Fish and Game endangered species coordinator Doug Vincent Lang says the state’s position is that the ESA listing is premature, that the beluga population is stabilized and has begun a slow increase. He says the policy laid out in the letter predates Cora Campbell and has been in place for three or four years. He says there’s a lot of disagreement within the department on various elements of what’s happening with the Cook Inlet beluga but those perspectives will be brought forward by the two state scientists and they must follow department mandates.

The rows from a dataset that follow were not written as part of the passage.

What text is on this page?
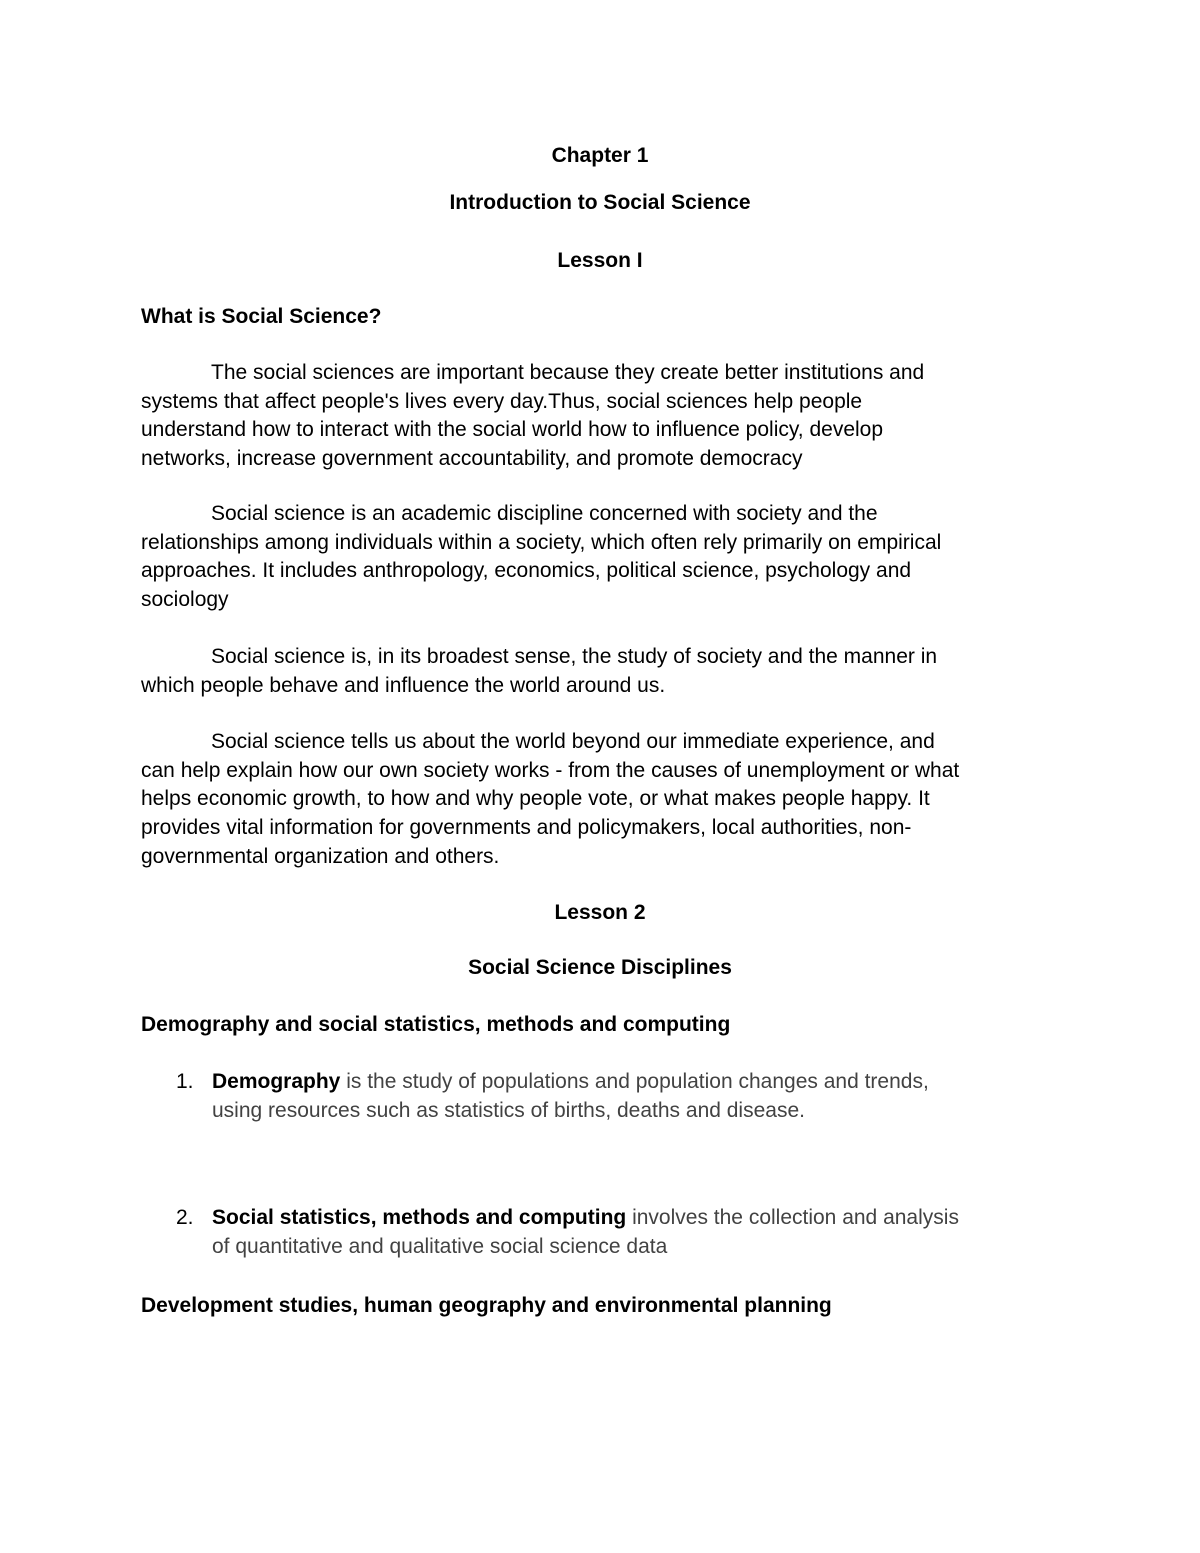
Chapter 1
Introduction to Social Science
Lesson I
What is Social Science?
The social sciences are important because they create better institutions and
systems that affect people's lives every day.Thus, social sciences help people
understand how to interact with the social world how to influence policy, develop
networks, increase government accountability, and promote democracy
Social science is an academic discipline concerned with society and the
relationships among individuals within a society, which often rely primarily on empirical
approaches. It includes anthropology, economics, political science, psychology and
sociology
Social science is, in its broadest sense, the study of society and the manner in
which people behave and influence the world around us.
Social science tells us about the world beyond our immediate experience, and
can help explain how our own society works - from the causes of unemployment or what
helps economic growth, to how and why people vote, or what makes people happy. It
provides vital information for governments and policymakers, local authorities, non-
governmental organization and others.
Lesson 2
Social Science Disciplines
Demography and social statistics, methods and computing
1. Demography is the study of populations and population changes and trends,
using resources such as statistics of births, deaths and disease.
2. Social statistics, methods and computing involves the collection and analysis
of quantitative and qualitative social science data
Development studies, human geography and environmental planning
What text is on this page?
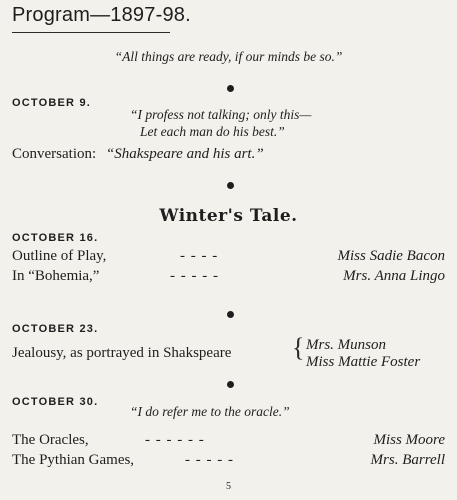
Program—1897-98.
“All things are ready, if our minds be so.”
OCTOBER 9.
“I profess not talking; only this—
Let each man do his best.”
Conversation: “Shakspeare and his art.”
Winter's Tale.
OCTOBER 16.
Outline of Play,	- - - -	Miss Sadie Bacon
In “Bohemia,”	- - - - -	Mrs. Anna Lingo
OCTOBER 23.
Jealousy, as portrayed in Shakspeare { Mrs. Munson
Miss Mattie Foster
OCTOBER 30.
“I do refer me to the oracle.”
The Oracles,	- - - - - -	Miss Moore
The Pythian Games,	- - - - -	Mrs. Barrell
5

There are two panels involved in planning for the Cook Inlet Beluga’s recovery. One is a stakeholder panel that has state, oil and gas industry and NGOs represented on it. Campbell’s letter also raised concerns that the science panel meetings were closed to the stakeholders. She wrote that action ‘unnecessarily increases suspicions’. She urged the science panel to open its meetings to the stakeholder group. One of the stakeholder panel members, John Schoen worked for Fish and Game for 20 years. He now works for the Audubon Society. He says the stakeholder group is working together well and that is the proper place for the state’s views to be heard. But he says autonomous science is vital to the beluga recovery effort. In the 1980s, the Cook Inlet beluga population was around 1,300, currently the number is around 300. He says few scientists would argue that the whales are in a precarious position and could easily be driven into extinction.
At this point it’s not clear how the issue will be resolved. A meeting of the science panel is scheduled for April 12. The Marine Mammal Commission and Cook Inletkeeper also sent letters expressing strong reservations about the state’s position.